SOC 386L • Statistical Methods for Longitudinal Data Analysis
4:00 PM-5:30 PM
The objective of this course is to review the nature and illustrate the applicability of techniques for the analysis of longitudinal data. This course covers multiple regression models for data collected on the same subjects over time, as well as methods for analyzing event histories. The first half of the course provides an introduction to multilevel models for change (i.e., growth curve models), which are appropriate for the analysis of change in a continuous dependent variable over time. We will also review latent linear growth curve models, which use a structural equation modeling (SEM) approach.

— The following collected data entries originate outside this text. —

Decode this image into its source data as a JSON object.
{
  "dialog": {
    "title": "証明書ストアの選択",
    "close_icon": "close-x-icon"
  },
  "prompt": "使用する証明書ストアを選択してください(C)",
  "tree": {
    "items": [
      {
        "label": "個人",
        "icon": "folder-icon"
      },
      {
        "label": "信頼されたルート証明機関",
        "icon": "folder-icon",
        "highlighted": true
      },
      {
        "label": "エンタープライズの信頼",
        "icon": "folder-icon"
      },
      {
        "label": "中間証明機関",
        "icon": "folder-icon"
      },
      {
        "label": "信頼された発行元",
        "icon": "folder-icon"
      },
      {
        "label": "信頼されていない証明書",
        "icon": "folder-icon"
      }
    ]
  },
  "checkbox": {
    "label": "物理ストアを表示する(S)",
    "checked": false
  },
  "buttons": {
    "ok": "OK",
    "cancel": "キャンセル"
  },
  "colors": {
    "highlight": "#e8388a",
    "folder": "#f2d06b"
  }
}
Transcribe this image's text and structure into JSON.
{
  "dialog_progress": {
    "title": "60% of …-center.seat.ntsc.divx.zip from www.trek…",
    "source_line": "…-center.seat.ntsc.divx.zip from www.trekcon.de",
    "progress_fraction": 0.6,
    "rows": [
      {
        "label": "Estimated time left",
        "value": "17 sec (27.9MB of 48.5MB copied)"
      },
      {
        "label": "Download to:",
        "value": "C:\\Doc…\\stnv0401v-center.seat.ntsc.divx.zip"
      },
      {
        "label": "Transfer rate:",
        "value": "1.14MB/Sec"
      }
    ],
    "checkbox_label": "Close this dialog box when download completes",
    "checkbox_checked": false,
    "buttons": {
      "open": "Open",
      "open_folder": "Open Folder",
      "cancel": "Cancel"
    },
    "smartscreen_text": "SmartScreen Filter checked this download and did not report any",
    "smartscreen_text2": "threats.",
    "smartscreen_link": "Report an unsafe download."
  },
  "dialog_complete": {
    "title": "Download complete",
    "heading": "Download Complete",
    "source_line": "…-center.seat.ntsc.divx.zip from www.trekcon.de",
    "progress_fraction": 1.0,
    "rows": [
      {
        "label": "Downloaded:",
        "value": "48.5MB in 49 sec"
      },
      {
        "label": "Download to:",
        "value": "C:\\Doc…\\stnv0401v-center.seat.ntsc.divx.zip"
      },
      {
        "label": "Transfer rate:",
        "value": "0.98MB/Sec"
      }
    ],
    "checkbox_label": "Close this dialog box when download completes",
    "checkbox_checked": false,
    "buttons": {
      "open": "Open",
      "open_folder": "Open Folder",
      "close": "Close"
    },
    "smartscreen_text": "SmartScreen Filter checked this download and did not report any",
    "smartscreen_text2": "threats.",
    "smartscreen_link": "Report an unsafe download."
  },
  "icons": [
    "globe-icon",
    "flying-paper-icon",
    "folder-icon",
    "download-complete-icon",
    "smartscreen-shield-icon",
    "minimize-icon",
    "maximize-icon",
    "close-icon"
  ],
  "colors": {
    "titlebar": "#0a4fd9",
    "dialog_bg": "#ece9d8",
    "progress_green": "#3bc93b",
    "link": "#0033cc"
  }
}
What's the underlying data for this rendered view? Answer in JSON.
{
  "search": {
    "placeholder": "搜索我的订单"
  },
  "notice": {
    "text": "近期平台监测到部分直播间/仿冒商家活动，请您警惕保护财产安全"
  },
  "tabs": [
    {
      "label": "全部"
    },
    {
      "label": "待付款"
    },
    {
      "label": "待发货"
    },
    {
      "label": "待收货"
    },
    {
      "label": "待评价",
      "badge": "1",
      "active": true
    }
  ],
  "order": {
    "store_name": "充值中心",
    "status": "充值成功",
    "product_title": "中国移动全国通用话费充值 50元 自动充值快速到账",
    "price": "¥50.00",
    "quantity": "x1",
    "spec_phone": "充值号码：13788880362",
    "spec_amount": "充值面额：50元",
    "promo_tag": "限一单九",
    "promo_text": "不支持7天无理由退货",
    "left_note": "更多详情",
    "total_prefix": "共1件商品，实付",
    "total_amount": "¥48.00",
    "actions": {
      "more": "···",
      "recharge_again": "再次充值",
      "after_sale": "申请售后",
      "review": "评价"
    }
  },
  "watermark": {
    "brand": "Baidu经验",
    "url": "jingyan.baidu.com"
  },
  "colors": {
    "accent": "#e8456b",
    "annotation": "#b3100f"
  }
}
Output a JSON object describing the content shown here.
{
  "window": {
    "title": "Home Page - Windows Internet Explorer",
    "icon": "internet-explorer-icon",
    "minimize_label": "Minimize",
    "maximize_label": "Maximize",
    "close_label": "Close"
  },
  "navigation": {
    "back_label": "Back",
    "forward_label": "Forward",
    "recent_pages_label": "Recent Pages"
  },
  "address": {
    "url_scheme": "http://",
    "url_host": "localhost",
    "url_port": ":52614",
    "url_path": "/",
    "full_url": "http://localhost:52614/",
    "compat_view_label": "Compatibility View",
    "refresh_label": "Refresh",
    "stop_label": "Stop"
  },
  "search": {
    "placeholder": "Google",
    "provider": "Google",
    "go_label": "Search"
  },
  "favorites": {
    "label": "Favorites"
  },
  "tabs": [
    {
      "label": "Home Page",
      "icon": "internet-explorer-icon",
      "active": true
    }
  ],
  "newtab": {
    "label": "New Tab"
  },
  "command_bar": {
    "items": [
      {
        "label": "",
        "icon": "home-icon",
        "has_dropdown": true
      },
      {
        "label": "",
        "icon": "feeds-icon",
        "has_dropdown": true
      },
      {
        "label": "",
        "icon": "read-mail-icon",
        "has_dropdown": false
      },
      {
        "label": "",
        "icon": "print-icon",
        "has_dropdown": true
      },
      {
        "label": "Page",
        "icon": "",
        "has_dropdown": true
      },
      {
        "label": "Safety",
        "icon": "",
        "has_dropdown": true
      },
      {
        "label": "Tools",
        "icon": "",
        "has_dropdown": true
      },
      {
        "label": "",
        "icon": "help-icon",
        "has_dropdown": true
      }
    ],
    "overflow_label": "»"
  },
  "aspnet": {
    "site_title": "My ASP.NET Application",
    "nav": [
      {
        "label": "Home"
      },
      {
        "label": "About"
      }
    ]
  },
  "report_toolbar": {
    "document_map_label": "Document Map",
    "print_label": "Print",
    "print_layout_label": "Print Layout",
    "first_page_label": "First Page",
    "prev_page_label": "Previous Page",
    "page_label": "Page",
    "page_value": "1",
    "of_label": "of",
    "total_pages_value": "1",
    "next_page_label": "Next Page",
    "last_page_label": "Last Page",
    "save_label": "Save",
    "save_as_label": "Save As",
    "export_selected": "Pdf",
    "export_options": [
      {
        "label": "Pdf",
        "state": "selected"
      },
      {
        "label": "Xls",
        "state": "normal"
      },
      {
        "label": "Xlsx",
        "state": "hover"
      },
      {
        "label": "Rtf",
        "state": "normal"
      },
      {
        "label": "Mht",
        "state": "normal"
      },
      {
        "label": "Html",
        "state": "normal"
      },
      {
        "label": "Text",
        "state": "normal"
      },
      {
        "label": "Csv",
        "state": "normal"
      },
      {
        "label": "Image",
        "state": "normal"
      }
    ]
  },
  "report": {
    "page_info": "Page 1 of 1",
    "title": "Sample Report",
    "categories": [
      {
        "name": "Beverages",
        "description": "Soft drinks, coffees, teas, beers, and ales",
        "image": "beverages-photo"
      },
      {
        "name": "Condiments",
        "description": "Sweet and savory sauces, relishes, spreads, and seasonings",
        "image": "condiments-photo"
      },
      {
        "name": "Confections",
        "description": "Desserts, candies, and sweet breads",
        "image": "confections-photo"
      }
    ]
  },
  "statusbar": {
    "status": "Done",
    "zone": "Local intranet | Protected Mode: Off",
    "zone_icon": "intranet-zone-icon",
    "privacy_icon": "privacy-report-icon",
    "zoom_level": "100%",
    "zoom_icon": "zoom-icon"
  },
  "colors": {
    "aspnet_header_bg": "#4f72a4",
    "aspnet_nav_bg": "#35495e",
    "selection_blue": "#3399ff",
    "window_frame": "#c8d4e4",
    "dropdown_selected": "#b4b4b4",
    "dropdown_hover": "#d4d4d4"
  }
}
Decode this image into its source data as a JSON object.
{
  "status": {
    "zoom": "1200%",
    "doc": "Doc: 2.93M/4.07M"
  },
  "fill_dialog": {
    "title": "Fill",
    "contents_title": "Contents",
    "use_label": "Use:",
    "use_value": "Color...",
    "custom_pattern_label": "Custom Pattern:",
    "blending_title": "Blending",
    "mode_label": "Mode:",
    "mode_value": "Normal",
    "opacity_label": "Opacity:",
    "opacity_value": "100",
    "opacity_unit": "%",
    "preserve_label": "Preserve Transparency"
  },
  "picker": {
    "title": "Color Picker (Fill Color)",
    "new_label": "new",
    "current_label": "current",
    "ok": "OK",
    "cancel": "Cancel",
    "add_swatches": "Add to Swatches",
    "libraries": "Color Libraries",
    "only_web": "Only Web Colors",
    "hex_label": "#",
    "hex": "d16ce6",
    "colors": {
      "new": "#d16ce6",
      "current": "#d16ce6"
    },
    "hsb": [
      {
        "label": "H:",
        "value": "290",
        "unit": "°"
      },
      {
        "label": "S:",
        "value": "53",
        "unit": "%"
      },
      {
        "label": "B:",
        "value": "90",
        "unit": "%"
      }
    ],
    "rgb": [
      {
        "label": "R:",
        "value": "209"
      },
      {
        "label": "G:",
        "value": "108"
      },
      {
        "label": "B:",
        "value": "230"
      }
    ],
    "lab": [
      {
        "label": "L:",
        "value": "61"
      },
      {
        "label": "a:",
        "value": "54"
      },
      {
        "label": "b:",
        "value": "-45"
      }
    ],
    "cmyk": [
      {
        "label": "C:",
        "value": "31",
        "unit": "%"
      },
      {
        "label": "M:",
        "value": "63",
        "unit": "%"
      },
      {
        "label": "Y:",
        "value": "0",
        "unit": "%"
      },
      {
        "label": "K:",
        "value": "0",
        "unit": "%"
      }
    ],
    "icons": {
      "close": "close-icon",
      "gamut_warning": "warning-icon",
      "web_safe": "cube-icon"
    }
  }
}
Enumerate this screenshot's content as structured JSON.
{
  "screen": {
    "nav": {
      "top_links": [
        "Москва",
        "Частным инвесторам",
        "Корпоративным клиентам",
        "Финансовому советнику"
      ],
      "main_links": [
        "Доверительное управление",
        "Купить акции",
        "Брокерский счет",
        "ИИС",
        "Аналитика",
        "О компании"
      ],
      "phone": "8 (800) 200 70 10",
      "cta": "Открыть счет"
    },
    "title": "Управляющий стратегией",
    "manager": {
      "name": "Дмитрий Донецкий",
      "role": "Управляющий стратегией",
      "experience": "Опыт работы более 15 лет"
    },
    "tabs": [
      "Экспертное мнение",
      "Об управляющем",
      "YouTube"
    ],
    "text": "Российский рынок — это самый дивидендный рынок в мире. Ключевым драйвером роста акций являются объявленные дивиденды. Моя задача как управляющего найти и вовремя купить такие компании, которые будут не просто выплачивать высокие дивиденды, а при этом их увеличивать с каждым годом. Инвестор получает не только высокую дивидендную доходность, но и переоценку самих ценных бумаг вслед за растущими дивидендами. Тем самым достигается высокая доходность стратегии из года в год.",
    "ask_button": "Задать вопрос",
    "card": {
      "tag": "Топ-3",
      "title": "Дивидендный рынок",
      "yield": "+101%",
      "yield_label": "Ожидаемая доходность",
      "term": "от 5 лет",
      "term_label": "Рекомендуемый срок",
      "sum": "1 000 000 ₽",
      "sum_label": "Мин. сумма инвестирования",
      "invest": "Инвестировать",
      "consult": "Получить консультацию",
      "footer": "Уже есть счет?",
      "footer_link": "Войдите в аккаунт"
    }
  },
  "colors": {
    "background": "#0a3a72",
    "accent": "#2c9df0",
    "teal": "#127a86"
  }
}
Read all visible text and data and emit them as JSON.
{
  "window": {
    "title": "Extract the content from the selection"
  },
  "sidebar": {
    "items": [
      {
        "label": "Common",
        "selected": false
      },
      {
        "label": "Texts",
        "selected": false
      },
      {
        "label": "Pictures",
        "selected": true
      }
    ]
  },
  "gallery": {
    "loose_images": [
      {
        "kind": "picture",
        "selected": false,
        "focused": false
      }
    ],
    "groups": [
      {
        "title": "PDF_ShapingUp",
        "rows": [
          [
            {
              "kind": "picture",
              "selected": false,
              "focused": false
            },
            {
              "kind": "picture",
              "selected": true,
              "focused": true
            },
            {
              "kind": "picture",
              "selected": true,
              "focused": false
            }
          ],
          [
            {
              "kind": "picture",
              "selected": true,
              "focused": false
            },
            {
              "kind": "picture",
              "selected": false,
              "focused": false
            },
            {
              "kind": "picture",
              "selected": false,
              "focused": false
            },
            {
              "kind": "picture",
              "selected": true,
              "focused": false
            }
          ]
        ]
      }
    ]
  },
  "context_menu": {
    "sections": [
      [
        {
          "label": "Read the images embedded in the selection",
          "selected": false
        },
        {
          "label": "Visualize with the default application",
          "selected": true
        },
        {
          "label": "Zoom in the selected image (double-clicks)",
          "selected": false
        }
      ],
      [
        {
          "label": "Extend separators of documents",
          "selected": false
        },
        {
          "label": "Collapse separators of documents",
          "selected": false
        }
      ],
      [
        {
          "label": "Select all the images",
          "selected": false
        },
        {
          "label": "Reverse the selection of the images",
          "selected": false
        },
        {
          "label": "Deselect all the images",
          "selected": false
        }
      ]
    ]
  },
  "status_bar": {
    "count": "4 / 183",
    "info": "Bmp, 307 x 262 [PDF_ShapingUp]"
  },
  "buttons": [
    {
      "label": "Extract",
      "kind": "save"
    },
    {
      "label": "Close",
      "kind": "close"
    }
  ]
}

Growth curve models for categorical outcomes, as well as nonlinear growth curve models, will also be discussed. The second half of this course deals with event history analysis (i.e., survival analysis), which is a technique for modeling the transition from one status (or state) to another. Examples include life course transitions like marriage, birth, divorce, entry and exit from the labor force, etc. We will focus on discrete time and continuous time models that make few assumptions regarding time dependence of the hazard rate. As such, we will focus largely on semiparametric methods, such as the piecewise constant exponential and the Cox proportional hazard model. We will cover single transition as well as multi-state and competing risks methods. We will also consider multilevel hazard models and multiprocess models. Although it is impossible to depart even minimally from the contribution of other disciplines, the emphasis will be mainly on the analysis of relevant sociological and demographic phenomena.
J. D. Singer, and J. B. Willett (2003) Applied Longitudinal Data Analysis: Modeling Change and Event Occurrence. New York: Oxford University Press.